In the same way, we have all found ourselves “blind to our own foolishness.”  We typically come to this awareness when we experience other fools “blind to their own foolishness.”  We have all known a situation around the dinner table or at some social event where one person begins spouting off on a topic and says he is correct and that everyone else’s opinion is stupid, uninformed, and wrong.  Everyone listening to him knows that he has no idea what he is talking about, but he goes on and on, totally oblivious to his own ignorance.  I don’t know how my parents put up with my sudden burst of “knowing all” at age 17, or how my colleagues and friends have put up with it through the years.

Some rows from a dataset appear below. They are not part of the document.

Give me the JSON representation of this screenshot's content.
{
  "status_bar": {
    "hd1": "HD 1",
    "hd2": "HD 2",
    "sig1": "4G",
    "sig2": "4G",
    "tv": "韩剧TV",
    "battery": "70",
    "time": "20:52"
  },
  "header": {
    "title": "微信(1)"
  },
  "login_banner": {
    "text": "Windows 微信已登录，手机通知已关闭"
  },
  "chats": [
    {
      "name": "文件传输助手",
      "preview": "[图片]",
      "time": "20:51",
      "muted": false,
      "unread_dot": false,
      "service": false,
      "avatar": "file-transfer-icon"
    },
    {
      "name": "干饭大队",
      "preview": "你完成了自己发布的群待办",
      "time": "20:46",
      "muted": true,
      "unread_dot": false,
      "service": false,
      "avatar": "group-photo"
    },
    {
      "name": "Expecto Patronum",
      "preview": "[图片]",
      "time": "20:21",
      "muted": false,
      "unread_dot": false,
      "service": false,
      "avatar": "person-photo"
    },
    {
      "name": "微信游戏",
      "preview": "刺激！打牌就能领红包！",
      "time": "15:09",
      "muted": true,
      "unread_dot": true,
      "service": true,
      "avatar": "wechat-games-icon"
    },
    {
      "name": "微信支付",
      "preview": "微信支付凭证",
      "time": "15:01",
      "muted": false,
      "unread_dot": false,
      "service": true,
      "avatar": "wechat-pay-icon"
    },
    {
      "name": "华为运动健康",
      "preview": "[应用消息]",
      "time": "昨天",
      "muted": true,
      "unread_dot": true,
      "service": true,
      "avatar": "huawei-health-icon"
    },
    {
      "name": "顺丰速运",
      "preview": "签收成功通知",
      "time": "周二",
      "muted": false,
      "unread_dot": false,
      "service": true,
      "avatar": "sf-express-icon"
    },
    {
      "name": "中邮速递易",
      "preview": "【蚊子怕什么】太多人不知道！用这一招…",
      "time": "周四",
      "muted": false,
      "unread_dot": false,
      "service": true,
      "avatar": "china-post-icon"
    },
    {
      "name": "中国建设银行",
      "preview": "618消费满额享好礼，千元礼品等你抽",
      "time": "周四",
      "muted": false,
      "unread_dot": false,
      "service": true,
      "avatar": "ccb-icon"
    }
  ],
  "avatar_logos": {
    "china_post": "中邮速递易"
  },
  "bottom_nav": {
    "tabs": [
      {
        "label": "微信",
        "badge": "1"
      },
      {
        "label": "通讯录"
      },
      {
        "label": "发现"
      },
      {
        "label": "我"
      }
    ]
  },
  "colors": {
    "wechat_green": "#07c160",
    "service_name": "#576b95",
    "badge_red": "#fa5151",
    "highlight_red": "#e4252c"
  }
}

Charles Darwin wrote in The Descent of Man, “Ignorance more frequently begets confidence than does knowledge.” Psychology has come up with a name for this reality.  It is called the Dunning-Kruger effect and is described as a type of bias in which people believe that they are smarter and more capable than they really are.  Since they do not have the skills needed to recognize their own incompetence, they usually overestimate their own capabilities.  

Just the other day a fellow told me that such and such was true because he saw it on TV.  “If it is on TV,” he said, “it has to be true and since I watched the program, I am now an expert on this subject.”  How do you combat ignorance when the ignorant believe themselves to be knowledgeable?  He could not hear me when I tried to say that just because something is on TV doesn’t mean it is true.  Umm…Darwin was right when he suggested that the trouble with ignorance is that it can feel just like expertise.